His family asked that his organs be donated, Ettinger’s sister told reporters.
“We hope that after the great mourning we will see this nation unite, and from this great unity we will also see great joy,” the statement from the family read.
Ettinger leaves behind a wife and 12 children; his oldest daughter is 22 and his youngest is a year old.
“We are shocked and in pain, and we expect that Israel will deal harshly with the murderers,” a family friend told the Ynet news site on Monday. “A family with 12 children who now must bury their father is hard to grasp.”
Ettinger was the founder of south Tel Aviv’s Oz V’emuna hesder yeshiva, which combines Torah study with military service for young men. He was also active in the campaign against African migrants in the city’s southern Neve Sha’anan neighborhood.
A number of Ettinger’s students gathered at the seminary to pay condolences to the man many of them looked up to as a father figure.

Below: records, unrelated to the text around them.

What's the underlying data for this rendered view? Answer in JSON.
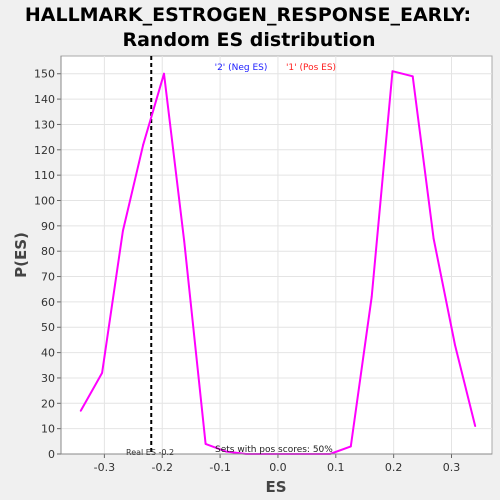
{
  "chart_data": {
    "type": "line",
    "title": "HALLMARK_ESTROGEN_RESPONSE_EARLY:",
    "subtitle": "Random ES distribution",
    "xlabel": "ES",
    "ylabel": "P(ES)",
    "xlim": [
      -0.375,
      0.37
    ],
    "ylim": [
      0,
      157
    ],
    "grid": true,
    "legend_placement": "top-center",
    "colors": {
      "curve": "#ff00ff",
      "plot_bg": "#ffffff",
      "page_bg": "#f0f0f0",
      "grid": "#e4e4e4",
      "neg_label": "#2020ff",
      "pos_label": "#ff2020",
      "real_es_line": "#000000"
    },
    "legend": [
      {
        "label": "'2' (Neg ES)",
        "color": "#2020ff"
      },
      {
        "label": "'1' (Pos ES)",
        "color": "#ff2020"
      }
    ],
    "x_ticks": [
      -0.3,
      -0.2,
      -0.1,
      0.0,
      0.1,
      0.2,
      0.3
    ],
    "x_tick_labels": [
      "-0.3",
      "-0.2",
      "-0.1",
      "0.0",
      "0.1",
      "0.2",
      "0.3"
    ],
    "y_ticks": [
      0,
      10,
      20,
      30,
      40,
      50,
      60,
      70,
      80,
      90,
      100,
      110,
      120,
      130,
      140,
      150
    ],
    "y_tick_labels": [
      "0",
      "10",
      "20",
      "30",
      "40",
      "50",
      "60",
      "70",
      "80",
      "90",
      "100",
      "110",
      "120",
      "130",
      "140",
      "150"
    ],
    "series": [
      {
        "x": [
          -0.341,
          -0.304,
          -0.268,
          -0.233,
          -0.197,
          -0.162,
          -0.125,
          -0.09,
          -0.055,
          -0.018,
          0.018,
          0.055,
          0.09,
          0.126,
          0.162,
          0.198,
          0.233,
          0.269,
          0.306,
          0.341
        ],
        "values": [
          17,
          32,
          88,
          122,
          150,
          84,
          4,
          1,
          0,
          0,
          0,
          0,
          0,
          3,
          62,
          151,
          149,
          85,
          43,
          11
        ]
      }
    ],
    "real_es": {
      "x": -0.219,
      "label": "Real ES -0.2"
    },
    "footer_label": "Sets with pos scores: 50%"
  }
}
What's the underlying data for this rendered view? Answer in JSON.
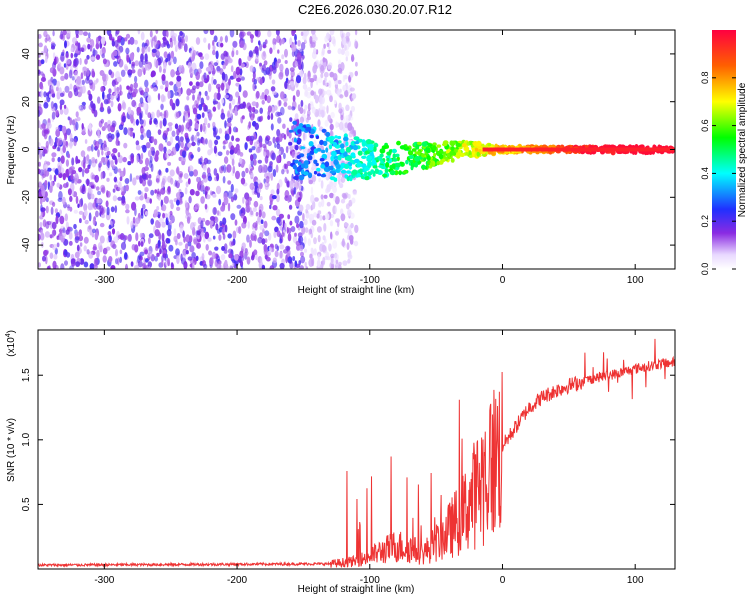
{
  "title": "C2E6.2026.030.20.07.R12",
  "chart_data": [
    {
      "type": "heatmap",
      "name": "spectrogram",
      "xlabel": "Height of straight line (km)",
      "ylabel": "Frequency (Hz)",
      "xlim": [
        -350,
        130
      ],
      "ylim": [
        -50,
        50
      ],
      "xticks": [
        -300,
        -200,
        -100,
        0,
        100
      ],
      "yticks": [
        -40,
        -20,
        0,
        20,
        40
      ],
      "xtick_labels": [
        "-300",
        "-200",
        "-100",
        "0",
        "100"
      ],
      "ytick_labels": [
        "-40",
        "-20",
        "0",
        "20",
        "40"
      ],
      "colorbar": {
        "label": "Normalized spectral amplitude",
        "range": [
          0,
          1
        ],
        "ticks": [
          0.0,
          0.2,
          0.4,
          0.6,
          0.8
        ],
        "tick_labels": [
          "0.0",
          "0.2",
          "0.4",
          "0.6",
          "0.8"
        ]
      },
      "description_points": {
        "noise_region_x": [
          -350,
          -120
        ],
        "signal_onset_x": -160,
        "carrier_freq_hz": 0,
        "signal_spread_hz": [
          -12,
          12
        ]
      }
    },
    {
      "type": "line",
      "name": "snr",
      "xlabel": "Height of straight line (km)",
      "ylabel": "SNR (10 * v/v)",
      "scale_label": "(x10",
      "scale_exp": "4",
      "xlim": [
        -350,
        130
      ],
      "ylim": [
        0,
        1.85
      ],
      "xticks": [
        -300,
        -200,
        -100,
        0,
        100
      ],
      "yticks": [
        0.5,
        1.0,
        1.5
      ],
      "xtick_labels": [
        "-300",
        "-200",
        "-100",
        "0",
        "100"
      ],
      "ytick_labels": [
        "0.5",
        "1.0",
        "1.5"
      ],
      "color": "#ee3333",
      "envelope": {
        "x": [
          -350,
          -130,
          -110,
          -100,
          -90,
          -80,
          -70,
          -60,
          -50,
          -40,
          -30,
          -20,
          -10,
          0,
          10,
          20,
          30,
          40,
          50,
          60,
          70,
          80,
          90,
          100,
          110,
          120,
          130
        ],
        "y": [
          0.03,
          0.04,
          0.06,
          0.1,
          0.14,
          0.18,
          0.16,
          0.12,
          0.2,
          0.3,
          0.42,
          0.6,
          0.78,
          0.95,
          1.1,
          1.25,
          1.33,
          1.38,
          1.42,
          1.45,
          1.48,
          1.5,
          1.52,
          1.55,
          1.57,
          1.59,
          1.6
        ]
      }
    }
  ]
}
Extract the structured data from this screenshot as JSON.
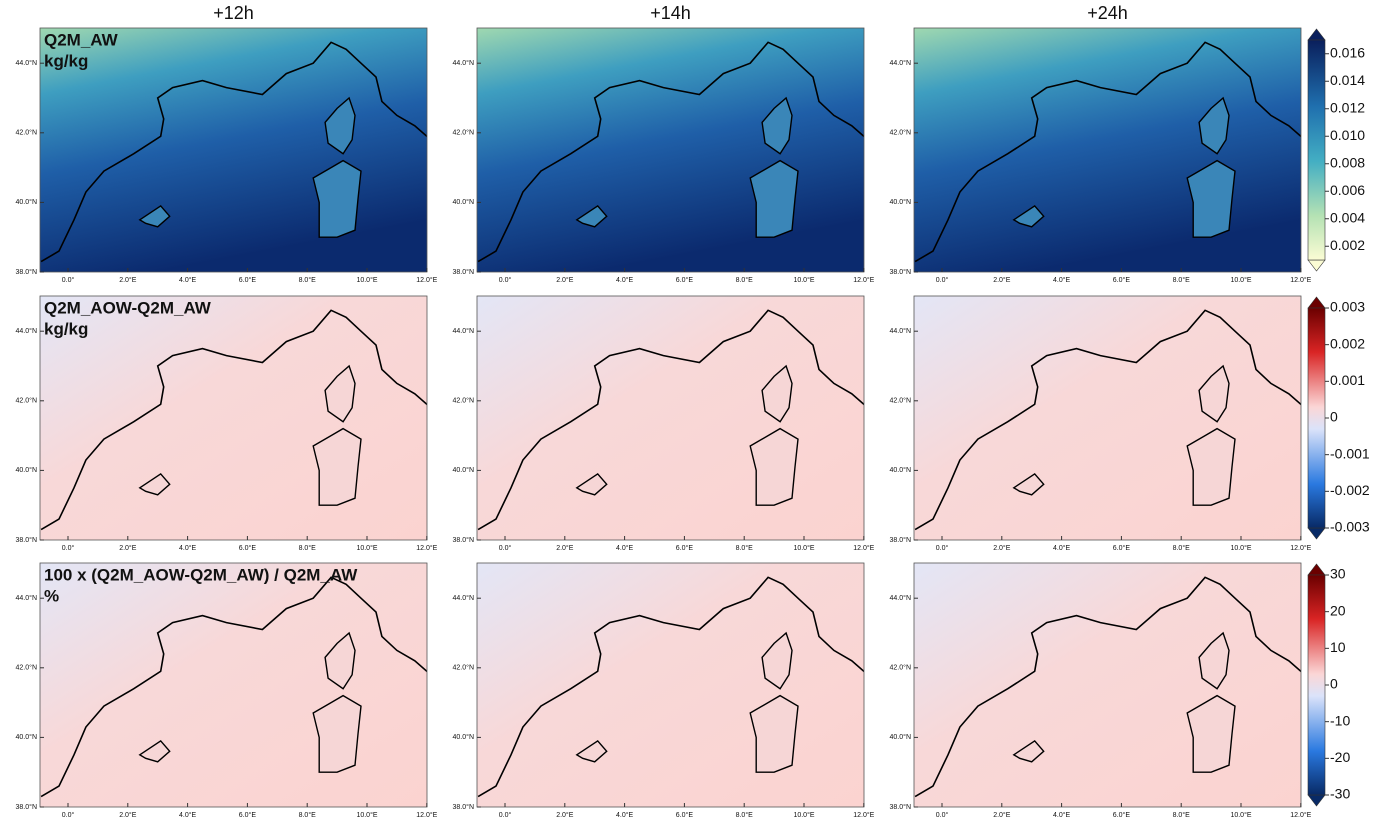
{
  "columns": [
    "+12h",
    "+14h",
    "+24h"
  ],
  "rows": [
    {
      "label_lines": [
        "Q2M_AW",
        "kg/kg"
      ],
      "colorbar_ticks": [
        "0.016",
        "0.014",
        "0.012",
        "0.010",
        "0.008",
        "0.006",
        "0.004",
        "0.002"
      ]
    },
    {
      "label_lines": [
        "Q2M_AOW-Q2M_AW",
        "kg/kg"
      ],
      "colorbar_ticks": [
        "0.003",
        "0.002",
        "0.001",
        "0",
        "-0.001",
        "-0.002",
        "-0.003"
      ]
    },
    {
      "label_lines": [
        "100 x (Q2M_AOW-Q2M_AW) / Q2M_AW",
        "%"
      ],
      "colorbar_ticks": [
        "30",
        "20",
        "10",
        "0",
        "-10",
        "-20",
        "-30"
      ]
    }
  ],
  "lat_ticks": [
    "38.0°N",
    "40.0°N",
    "42.0°N",
    "44.0°N"
  ],
  "lon_ticks": [
    "0.0°",
    "2.0°E",
    "4.0°E",
    "6.0°E",
    "8.0°E",
    "10.0°E",
    "12.0°E"
  ]
}
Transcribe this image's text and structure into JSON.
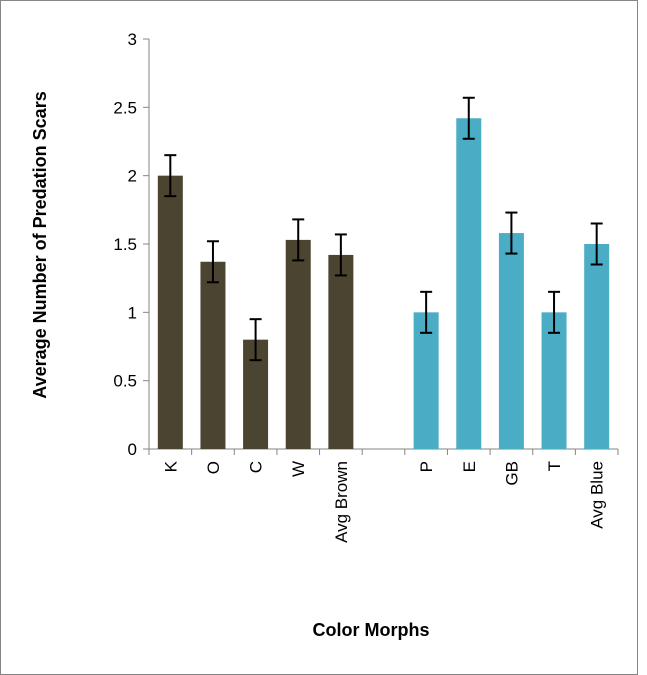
{
  "chart_data": {
    "type": "bar",
    "title": "",
    "xlabel": "Color Morphs",
    "ylabel": "Average Number of Predation Scars",
    "ylim": [
      0,
      3
    ],
    "yticks": [
      "0",
      "0.5",
      "1",
      "1.5",
      "2",
      "2.5",
      "3"
    ],
    "grid": false,
    "legend": "none",
    "categories": [
      "K",
      "O",
      "C",
      "W",
      "Avg Brown",
      "",
      "P",
      "E",
      "GB",
      "T",
      "Avg Blue"
    ],
    "values": [
      2.0,
      1.37,
      0.8,
      1.53,
      1.42,
      null,
      1.0,
      2.42,
      1.58,
      1.0,
      1.5
    ],
    "error": [
      0.15,
      0.15,
      0.15,
      0.15,
      0.15,
      null,
      0.15,
      0.15,
      0.15,
      0.15,
      0.15
    ],
    "bar_colors": [
      "#4a4430",
      "#4a4430",
      "#4a4430",
      "#4a4430",
      "#4a4430",
      null,
      "#4bacc6",
      "#4bacc6",
      "#4bacc6",
      "#4bacc6",
      "#4bacc6"
    ]
  },
  "colors": {
    "brown": "#4a4430",
    "blue": "#4bacc6",
    "frame": "#868686",
    "axis": "#868686"
  }
}
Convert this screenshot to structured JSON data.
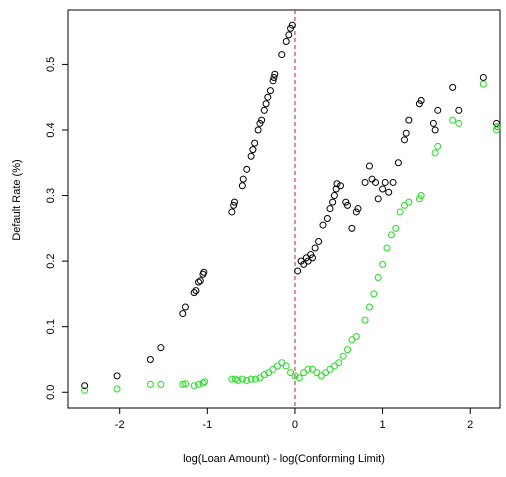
{
  "chart_data": {
    "type": "scatter",
    "xlabel": "log(Loan Amount) - log(Conforming Limit)",
    "ylabel": "Default Rate (%)",
    "xlim": [
      -2.59,
      2.34
    ],
    "ylim": [
      -0.024,
      0.583
    ],
    "xticks": [
      -2,
      -1,
      0,
      1,
      2
    ],
    "yticks": [
      {
        "value": 0,
        "label": "0.0"
      },
      0.1,
      0.2,
      0.3,
      0.4,
      0.5
    ],
    "vline": 0,
    "vline_color": "#a0302a",
    "series": [
      {
        "color": "#000000",
        "x": [
          -2.4,
          -2.03,
          -1.65,
          -1.53,
          -1.28,
          -1.25,
          -1.15,
          -1.13,
          -1.1,
          -1.08,
          -1.05,
          -1.04,
          -0.72,
          -0.7,
          -0.69,
          -0.6,
          -0.59,
          -0.55,
          -0.5,
          -0.48,
          -0.46,
          -0.42,
          -0.4,
          -0.38,
          -0.35,
          -0.33,
          -0.31,
          -0.28,
          -0.25,
          -0.24,
          -0.23,
          -0.15,
          -0.1,
          -0.07,
          -0.05,
          -0.03,
          0.03,
          0.07,
          0.1,
          0.13,
          0.15,
          0.18,
          0.2,
          0.23,
          0.27,
          0.32,
          0.37,
          0.4,
          0.43,
          0.45,
          0.47,
          0.48,
          0.52,
          0.58,
          0.6,
          0.65,
          0.7,
          0.72,
          0.8,
          0.85,
          0.88,
          0.92,
          0.95,
          1.0,
          1.03,
          1.07,
          1.12,
          1.18,
          1.25,
          1.27,
          1.3,
          1.42,
          1.44,
          1.58,
          1.6,
          1.63,
          1.8,
          1.87,
          2.15,
          2.3,
          2.31
        ],
        "values": [
          0.01,
          0.025,
          0.05,
          0.068,
          0.12,
          0.13,
          0.152,
          0.155,
          0.168,
          0.17,
          0.18,
          0.183,
          0.275,
          0.285,
          0.29,
          0.315,
          0.325,
          0.34,
          0.36,
          0.37,
          0.38,
          0.4,
          0.41,
          0.415,
          0.43,
          0.44,
          0.45,
          0.46,
          0.475,
          0.48,
          0.485,
          0.515,
          0.535,
          0.545,
          0.555,
          0.56,
          0.185,
          0.2,
          0.195,
          0.205,
          0.2,
          0.21,
          0.205,
          0.22,
          0.23,
          0.255,
          0.265,
          0.28,
          0.29,
          0.3,
          0.31,
          0.318,
          0.315,
          0.29,
          0.285,
          0.25,
          0.275,
          0.28,
          0.32,
          0.345,
          0.325,
          0.32,
          0.295,
          0.31,
          0.32,
          0.305,
          0.32,
          0.35,
          0.385,
          0.395,
          0.415,
          0.44,
          0.445,
          0.41,
          0.4,
          0.43,
          0.465,
          0.43,
          0.48,
          0.41,
          0.405
        ]
      },
      {
        "color": "#22dd22",
        "x": [
          -2.4,
          -2.03,
          -1.65,
          -1.53,
          -1.28,
          -1.25,
          -1.15,
          -1.1,
          -1.05,
          -1.03,
          -0.72,
          -0.68,
          -0.65,
          -0.6,
          -0.55,
          -0.5,
          -0.45,
          -0.4,
          -0.35,
          -0.3,
          -0.25,
          -0.2,
          -0.15,
          -0.1,
          -0.05,
          0.0,
          0.05,
          0.1,
          0.15,
          0.2,
          0.25,
          0.3,
          0.35,
          0.4,
          0.45,
          0.5,
          0.55,
          0.6,
          0.65,
          0.7,
          0.8,
          0.85,
          0.9,
          0.95,
          1.0,
          1.05,
          1.1,
          1.15,
          1.2,
          1.25,
          1.3,
          1.42,
          1.44,
          1.6,
          1.63,
          1.8,
          1.87,
          2.15,
          2.3,
          2.31
        ],
        "values": [
          0.003,
          0.005,
          0.012,
          0.012,
          0.012,
          0.013,
          0.01,
          0.012,
          0.014,
          0.016,
          0.02,
          0.02,
          0.018,
          0.02,
          0.018,
          0.02,
          0.02,
          0.022,
          0.027,
          0.03,
          0.035,
          0.04,
          0.045,
          0.04,
          0.03,
          0.025,
          0.022,
          0.03,
          0.035,
          0.035,
          0.03,
          0.025,
          0.03,
          0.035,
          0.04,
          0.045,
          0.055,
          0.065,
          0.08,
          0.085,
          0.11,
          0.13,
          0.15,
          0.175,
          0.195,
          0.22,
          0.24,
          0.25,
          0.275,
          0.285,
          0.29,
          0.295,
          0.3,
          0.365,
          0.375,
          0.415,
          0.41,
          0.47,
          0.4,
          0.405
        ]
      }
    ]
  }
}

“He was like a father to me,” one student told Ynet. “He used to always tell me ‘I’m not impressed by success, I’m impressed by hard work.’ He called me 14 minutes before the attack, but I was studying and I missed the call.”
The funeral procession for Ettinger was scheduled to leave Eli at 2 p.m. and pass through Ariel Junction, where the attack took place, before concluding at the Segula cemetery in Petah Tikva.
“The people of Israel mourn over the murder of the late Rabbi Achiad Ettinger. I wish to send condolences to his family at this difficult time. May his memory be a blessing,” Prime Minister Benjamin Netanyahu tweeted.
“Rabbi Ettinger’s life’s work will continue with us even after his passing, and the strength he gave his students and the community he led will continue to strengthen us through this enormous grief and sorrow,” said President Reuven Rivlin in a statement.
Ettinger’s colleague Rabbi Yaron Adorian eulogized him as a “wonderful man” who worked tirelessly for others.
“Everyone has their own personal story about this wonderful man,” Adorian said. “There aren’t many people like him, who put aside his personal like and entirely devoted himself to the community, the Jewish people and the rest of the world.”
Alexander Dvorsky, a soldier shot and injured by Abu Laila when he drove to nearby Gitai junction and opened fire again, remained in serious condition Monday.
The manhunt after Abu Laila was still ongoing Monday. Israeli security forces detained his father and brother in the nearby town of Az-Zawiya, according to the Ma’an Palestinian news site. Authorities believe Abu Laila fled into the village of Bruqin on foot after the attacks.